# taz.de -- Weite Felder mit Wildwuchs
> Live ist sie leider gerade nicht zu hören, die Berliner Kraut- und
> Jazzszene. Mehr als nur ein Ersatz dafür sind die „Kraut Jazz
> Futurism“-Kompilations von Labelmacher und Musiker Mathias Modica. Gerade
> ist Teil zwei erschienen
IMG Bild: Nicht nur musikalisch weltoffen im Kollektiv: Spiritczualic Enhancement Center
Von Jens Uthoff
Wehmütig erinnert man sich dieser Tage daran, wie das war, als man dicht an
dicht in kleinen Clubs und Bars wie der [1][Donau115], dem Valentin
Stüberl, der Schrippe Hawaii und vielen anderen Off-Spaces der Stadt stand.

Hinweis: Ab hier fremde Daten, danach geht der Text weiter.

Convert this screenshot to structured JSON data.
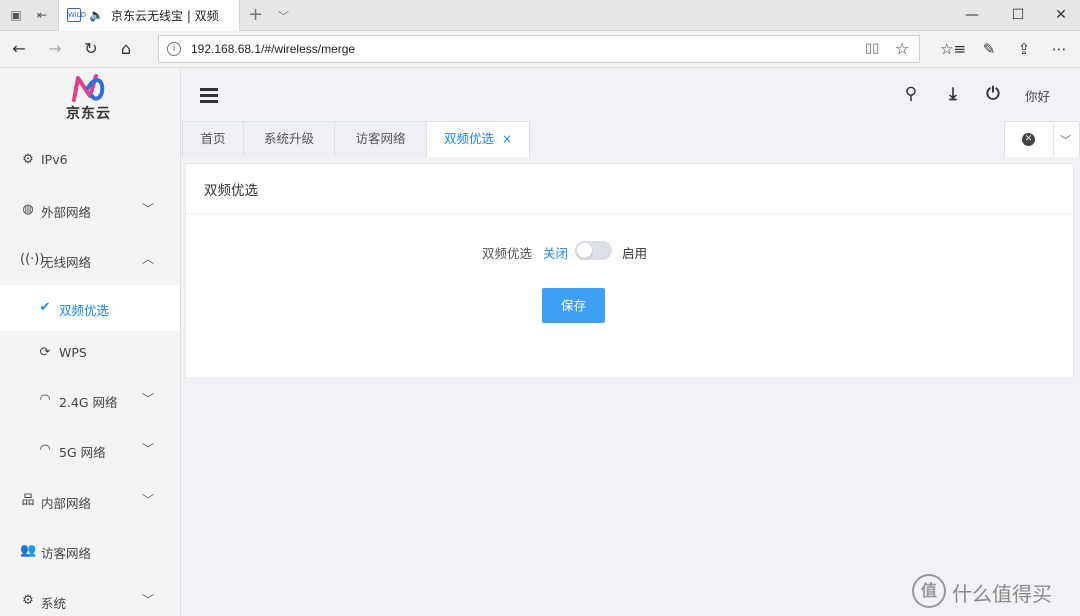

Abend für Abend konnte man in Prä-Corona-Zeiten Orte wie diese aufsuchen,
ohne zu wissen, was einen genau erwartet. Oft war es experimentelle und
angejazzte Musik, oft hatten die Veranstaltungen intimen und familiären
Charakter, oft wechselten die Konstellationen, in denen die freien Klänge
dargeboten wurden. Und sehr oft war man geflasht von dem, was man sah und
hörte.
Einen Einblick in diese kaum einzugrenzenden Szenen, die (nicht nur) in
Berlin zuletzt jede Menge Kraut- und Jazzgewächse hervorgebracht haben,
will Labelmacher und Musiker Mathias Modica mit seinen „Kraut Jazz
Futurism“-Kompilationen geben. Modica betreibt mit Gomma Records, Toy
Tonics und Kryptox Records (wo die Reihe erscheint) gleich drei Labels.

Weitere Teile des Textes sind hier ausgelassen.